On the Friday before spring break, he is standing before about 60 eighth-graders on bleachers in the dimly lit gymnasium. His talk is wide-ranging – from how smoking can affect lungs to how drunk-driving accidents can disfigure people. He illustrates the posts with graphic photos. But the message is singular: Addictions will ruin your life.

“Sometimes, after the first time, you’ve lost choice. You’ve become addicted. It only takes one time,” says Mr. Hedge. “People say, ‘Well, I’m only doing it to myself.’ No … you’re doing it to your friends, your family, because those are the people who care about you.”

Such talks have ramped up across Manchester in the past year. All high school and middle school students have had presentations on the spike in opioid and heroin overdoses.

For Detorron Grice, an eighth-grader at McLaughlin, the talks have made an impression. They make him “feel bad” for people who are addicted, and particularly for babies affected by mothers using drugs.

But his views are shaped by more than the good intentions of counselors and officials. They’re also shaped by what he’s seen.

One day at a friend’s house, he says, “we were fixing his little motorcycle, and there was a lady in the yard next to us doing it. So we told his mom, and she went over there, telling her, ‘I understand you do it, but don’t do it in front of my kids.’ ”

At some point later, he says, “the police raided that house.”
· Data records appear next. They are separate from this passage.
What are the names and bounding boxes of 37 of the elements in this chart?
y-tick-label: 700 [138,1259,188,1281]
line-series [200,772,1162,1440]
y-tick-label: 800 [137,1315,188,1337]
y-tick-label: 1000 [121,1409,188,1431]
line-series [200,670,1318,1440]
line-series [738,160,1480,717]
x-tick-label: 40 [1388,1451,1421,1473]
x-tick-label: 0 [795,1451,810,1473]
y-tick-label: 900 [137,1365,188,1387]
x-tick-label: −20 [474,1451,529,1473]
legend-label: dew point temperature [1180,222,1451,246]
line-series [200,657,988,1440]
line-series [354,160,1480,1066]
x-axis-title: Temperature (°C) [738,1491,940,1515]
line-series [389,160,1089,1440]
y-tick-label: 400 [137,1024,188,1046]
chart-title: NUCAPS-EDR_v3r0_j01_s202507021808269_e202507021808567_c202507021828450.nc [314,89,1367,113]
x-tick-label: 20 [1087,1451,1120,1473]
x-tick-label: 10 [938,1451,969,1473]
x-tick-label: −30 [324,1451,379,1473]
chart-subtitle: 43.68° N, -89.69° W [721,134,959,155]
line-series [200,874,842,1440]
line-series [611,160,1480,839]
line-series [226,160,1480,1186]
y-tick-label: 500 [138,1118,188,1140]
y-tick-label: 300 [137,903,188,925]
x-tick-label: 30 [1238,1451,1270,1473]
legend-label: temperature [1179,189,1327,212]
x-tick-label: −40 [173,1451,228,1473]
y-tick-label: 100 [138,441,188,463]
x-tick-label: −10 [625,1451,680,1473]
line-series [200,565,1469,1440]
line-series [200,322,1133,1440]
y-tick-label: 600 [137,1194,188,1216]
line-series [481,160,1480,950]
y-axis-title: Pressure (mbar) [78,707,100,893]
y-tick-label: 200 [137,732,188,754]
“I don’t want to end up like those people, but I can’t tell the future. You never know, you can always be in a situation and make the wrong choice.”

•  •  •

For adults, that issue of choice often frames the debate. Does putting naxolone into schools or pharmacies normalize drug use, for example? When the Manchester school board recently voted on the issue, it was a split decision. Maine Gov. Paul LePage recently vetoed legislation that would have made naxolone available without a prescription.

But people who get hooked on painkillers or heroin or any other substance “aren’t bad people trying to get good. They are sick people trying to get well,” says Rebecca King, a school nurse in Delaware who co-authored a 2015 position paper by the National Association of School Nurses endorsing naloxone in schools.

For many children and teens, the instinct is not to apportion blame, but to do something.

When Ramsi Ross was a seventh-grader near the Brandywine Heights district in rural Pennsylvania, the boyfriend of one of her friend’s sisters died of an overdose.

Now, as a ninth-grader, she’s decided to take a stand.

“We’ve seen so many deaths from Berks County. People have really been like, ‘I just don’t want to get into this, because it’s so scary,’ ” she says. “People are … starting to open up and say, ‘This isn’t something I want to do.’ ”

Ramsi joined the high school chapter of Kutztown Strong – a community prevention effort – and has helped organize events for local kids. There was a “Dip and Dance” party at the pool as well as basketball tournaments and movies in the same park where people were known to go get high. The goal was simply to give teens something better to do.

They’ve started a monthly newsletter for elementary students, to get them thinking about good decisionmaking and talking with their parents. And for a health project, a group of high-school girls created a heroin-awareness campaign and took it to 8th-grade classrooms.

The resolve is spreading. Recently, middle-schoolers saw how much the Kutztown Strong teens were doing and decided to launch their own group. Meanwhile, the community came together to provide free after-school care for middle-schoolers at the YMCA.

At Brandywine Heights, Superintendent Potteiger says he can already see modest effects.

“Last year, I had at least three to four students that were using or had some kind of drug-related issues during the school day. This year I’ve had none,” he says. “You’re never going to get rid of the issue completely, but I’ve definitely seen a culture shift.”